Coinbase, Microsoft and Europol take down major phishing platform 'Tycoon 2FA'

Coinbase, Microsoft, Europol and other technology companies and law-enforcement agencies have worked together to disrupt the core infrastructure of the large-scale phishing platform 'Tycoon 2FA (Tycoon 2FA)'.

According to Cointelegraph on the 5th (local time), Europol said it worked with Microsoft to block 330 domains linked to Tycoon 2FA and seize related infrastructure.

Tycoon 2FA is a 'phishing-as-a-service' platform that provides tools capable of bypassing multi-factor authentication (MFA). It has been used by attackers to create login pages resembling legitimate websites to steal users' account credentials.

Coinbase supported the investigation by helping trace blockchain transactions. It reportedly analyzed the flow of virtual-asset (coin) transactions used to operate Tycoon 2FA, assisting in identifying the platform's administrators and users.

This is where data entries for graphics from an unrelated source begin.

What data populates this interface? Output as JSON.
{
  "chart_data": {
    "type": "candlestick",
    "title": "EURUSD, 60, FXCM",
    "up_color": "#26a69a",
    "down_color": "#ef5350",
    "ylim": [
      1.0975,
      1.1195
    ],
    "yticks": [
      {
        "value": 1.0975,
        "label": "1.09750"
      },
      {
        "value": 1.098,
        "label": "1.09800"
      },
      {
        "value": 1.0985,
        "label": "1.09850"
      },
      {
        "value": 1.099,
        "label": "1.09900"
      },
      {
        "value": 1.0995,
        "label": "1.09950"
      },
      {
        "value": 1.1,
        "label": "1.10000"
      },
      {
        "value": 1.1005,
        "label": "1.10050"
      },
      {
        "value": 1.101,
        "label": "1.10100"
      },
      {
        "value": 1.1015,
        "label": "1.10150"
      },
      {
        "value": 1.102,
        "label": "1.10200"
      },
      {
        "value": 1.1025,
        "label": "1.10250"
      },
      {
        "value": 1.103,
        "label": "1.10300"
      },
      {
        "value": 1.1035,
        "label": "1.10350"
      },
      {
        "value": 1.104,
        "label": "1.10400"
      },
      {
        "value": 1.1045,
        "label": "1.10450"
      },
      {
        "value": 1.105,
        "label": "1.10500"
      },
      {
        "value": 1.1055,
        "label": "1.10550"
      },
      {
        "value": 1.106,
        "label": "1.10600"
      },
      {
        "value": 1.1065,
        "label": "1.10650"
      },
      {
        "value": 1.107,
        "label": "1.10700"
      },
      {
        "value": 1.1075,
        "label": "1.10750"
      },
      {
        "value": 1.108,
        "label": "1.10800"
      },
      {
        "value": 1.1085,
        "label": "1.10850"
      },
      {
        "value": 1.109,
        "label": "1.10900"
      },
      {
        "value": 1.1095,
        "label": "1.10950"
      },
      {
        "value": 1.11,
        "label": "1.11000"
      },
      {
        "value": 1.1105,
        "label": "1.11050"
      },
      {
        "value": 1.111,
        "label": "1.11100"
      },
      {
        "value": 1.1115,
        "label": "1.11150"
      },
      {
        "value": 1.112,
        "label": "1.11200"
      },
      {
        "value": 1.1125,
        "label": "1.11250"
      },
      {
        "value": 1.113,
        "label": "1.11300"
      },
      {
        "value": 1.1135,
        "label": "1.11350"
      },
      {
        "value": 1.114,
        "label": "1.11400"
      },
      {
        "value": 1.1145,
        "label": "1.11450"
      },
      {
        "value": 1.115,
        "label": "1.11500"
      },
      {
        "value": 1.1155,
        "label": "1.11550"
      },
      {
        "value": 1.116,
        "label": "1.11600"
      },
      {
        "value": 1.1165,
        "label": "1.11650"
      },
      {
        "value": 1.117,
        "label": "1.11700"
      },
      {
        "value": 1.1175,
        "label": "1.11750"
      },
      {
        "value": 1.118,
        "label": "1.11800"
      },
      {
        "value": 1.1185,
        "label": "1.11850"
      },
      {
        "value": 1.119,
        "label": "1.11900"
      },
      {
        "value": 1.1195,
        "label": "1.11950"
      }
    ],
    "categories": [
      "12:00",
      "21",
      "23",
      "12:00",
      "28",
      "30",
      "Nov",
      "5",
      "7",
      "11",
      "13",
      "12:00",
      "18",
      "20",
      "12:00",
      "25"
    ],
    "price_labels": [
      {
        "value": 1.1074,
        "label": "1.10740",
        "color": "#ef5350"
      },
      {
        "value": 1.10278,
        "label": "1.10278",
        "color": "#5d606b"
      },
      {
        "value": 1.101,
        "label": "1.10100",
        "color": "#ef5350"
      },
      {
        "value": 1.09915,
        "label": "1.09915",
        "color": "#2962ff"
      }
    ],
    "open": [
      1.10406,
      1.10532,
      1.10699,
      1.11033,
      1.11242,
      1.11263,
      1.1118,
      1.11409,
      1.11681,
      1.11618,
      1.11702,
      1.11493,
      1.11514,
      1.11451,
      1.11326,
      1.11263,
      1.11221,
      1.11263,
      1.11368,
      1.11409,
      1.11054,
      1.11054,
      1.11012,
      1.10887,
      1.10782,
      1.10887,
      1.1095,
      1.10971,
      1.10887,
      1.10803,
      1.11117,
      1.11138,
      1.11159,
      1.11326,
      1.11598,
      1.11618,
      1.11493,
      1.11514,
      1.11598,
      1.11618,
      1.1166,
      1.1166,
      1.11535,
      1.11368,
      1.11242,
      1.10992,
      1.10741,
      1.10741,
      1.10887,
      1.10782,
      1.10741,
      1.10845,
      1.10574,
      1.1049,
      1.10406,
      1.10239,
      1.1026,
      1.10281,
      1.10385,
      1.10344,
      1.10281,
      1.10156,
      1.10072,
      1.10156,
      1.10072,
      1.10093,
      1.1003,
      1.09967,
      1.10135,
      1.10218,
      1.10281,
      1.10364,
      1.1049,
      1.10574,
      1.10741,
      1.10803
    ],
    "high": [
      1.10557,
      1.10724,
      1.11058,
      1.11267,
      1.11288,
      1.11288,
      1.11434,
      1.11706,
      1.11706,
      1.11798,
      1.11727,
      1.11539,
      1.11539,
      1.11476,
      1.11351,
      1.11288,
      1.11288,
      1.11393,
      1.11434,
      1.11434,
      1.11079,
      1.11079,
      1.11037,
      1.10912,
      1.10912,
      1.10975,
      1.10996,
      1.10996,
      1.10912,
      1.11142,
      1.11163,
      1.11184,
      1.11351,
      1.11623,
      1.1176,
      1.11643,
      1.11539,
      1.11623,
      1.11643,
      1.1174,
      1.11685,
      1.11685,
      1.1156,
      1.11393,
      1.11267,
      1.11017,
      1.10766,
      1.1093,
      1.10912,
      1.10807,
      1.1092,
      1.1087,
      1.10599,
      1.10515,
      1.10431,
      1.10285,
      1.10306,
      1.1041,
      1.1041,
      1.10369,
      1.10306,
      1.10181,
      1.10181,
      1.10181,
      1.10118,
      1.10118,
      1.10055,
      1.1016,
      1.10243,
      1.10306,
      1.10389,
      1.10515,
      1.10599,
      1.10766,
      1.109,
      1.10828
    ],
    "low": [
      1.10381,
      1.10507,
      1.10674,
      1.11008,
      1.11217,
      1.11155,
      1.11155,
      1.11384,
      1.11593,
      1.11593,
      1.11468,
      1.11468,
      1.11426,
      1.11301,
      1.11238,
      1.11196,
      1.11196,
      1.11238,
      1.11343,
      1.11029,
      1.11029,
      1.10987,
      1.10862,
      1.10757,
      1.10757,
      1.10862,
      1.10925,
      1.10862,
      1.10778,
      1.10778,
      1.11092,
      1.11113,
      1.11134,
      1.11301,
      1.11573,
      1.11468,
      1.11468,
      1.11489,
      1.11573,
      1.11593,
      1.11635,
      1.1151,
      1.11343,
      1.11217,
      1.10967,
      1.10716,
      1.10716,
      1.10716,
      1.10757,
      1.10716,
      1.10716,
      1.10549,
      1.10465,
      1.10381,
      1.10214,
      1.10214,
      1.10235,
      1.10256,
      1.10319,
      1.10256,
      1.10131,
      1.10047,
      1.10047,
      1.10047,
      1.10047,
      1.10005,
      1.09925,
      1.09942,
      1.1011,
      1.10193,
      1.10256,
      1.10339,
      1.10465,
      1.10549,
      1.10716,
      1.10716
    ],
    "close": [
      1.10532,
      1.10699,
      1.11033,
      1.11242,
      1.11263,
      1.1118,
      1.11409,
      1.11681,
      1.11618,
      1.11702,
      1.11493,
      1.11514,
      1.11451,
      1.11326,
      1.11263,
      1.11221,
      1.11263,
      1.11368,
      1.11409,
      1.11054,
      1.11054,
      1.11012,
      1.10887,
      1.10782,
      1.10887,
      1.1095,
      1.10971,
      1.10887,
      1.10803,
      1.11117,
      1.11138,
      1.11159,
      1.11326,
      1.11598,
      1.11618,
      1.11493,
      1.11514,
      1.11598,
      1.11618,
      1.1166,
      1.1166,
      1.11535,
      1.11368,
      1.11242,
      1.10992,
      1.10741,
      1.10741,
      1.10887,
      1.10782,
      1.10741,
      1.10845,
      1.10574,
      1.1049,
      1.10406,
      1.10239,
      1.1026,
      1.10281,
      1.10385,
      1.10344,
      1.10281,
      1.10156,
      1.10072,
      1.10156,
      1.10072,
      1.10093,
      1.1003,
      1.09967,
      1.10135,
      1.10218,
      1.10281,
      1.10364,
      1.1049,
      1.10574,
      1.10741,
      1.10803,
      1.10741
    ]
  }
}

Coinbase said that disrupting Tycoon's core infrastructure can cut off key channels for credential theft and initial access attacks, adding that criminal groups would have to incur greater costs and take on more risk to rebuild their infrastructure.

Steven Masada, deputy general counsel at Microsoft's Digital Crimes Unit, said Tycoon 2FA is a major phishing platform that has been active since at least 2023, adding that as of mid-2025, 62% of the phishing attacks Microsoft blocked were linked to the platform.

He added that more than 30 million phishing emails were sometimes distributed in a single month, describing Tycoon 2FA as one of the world's largest phishing operations.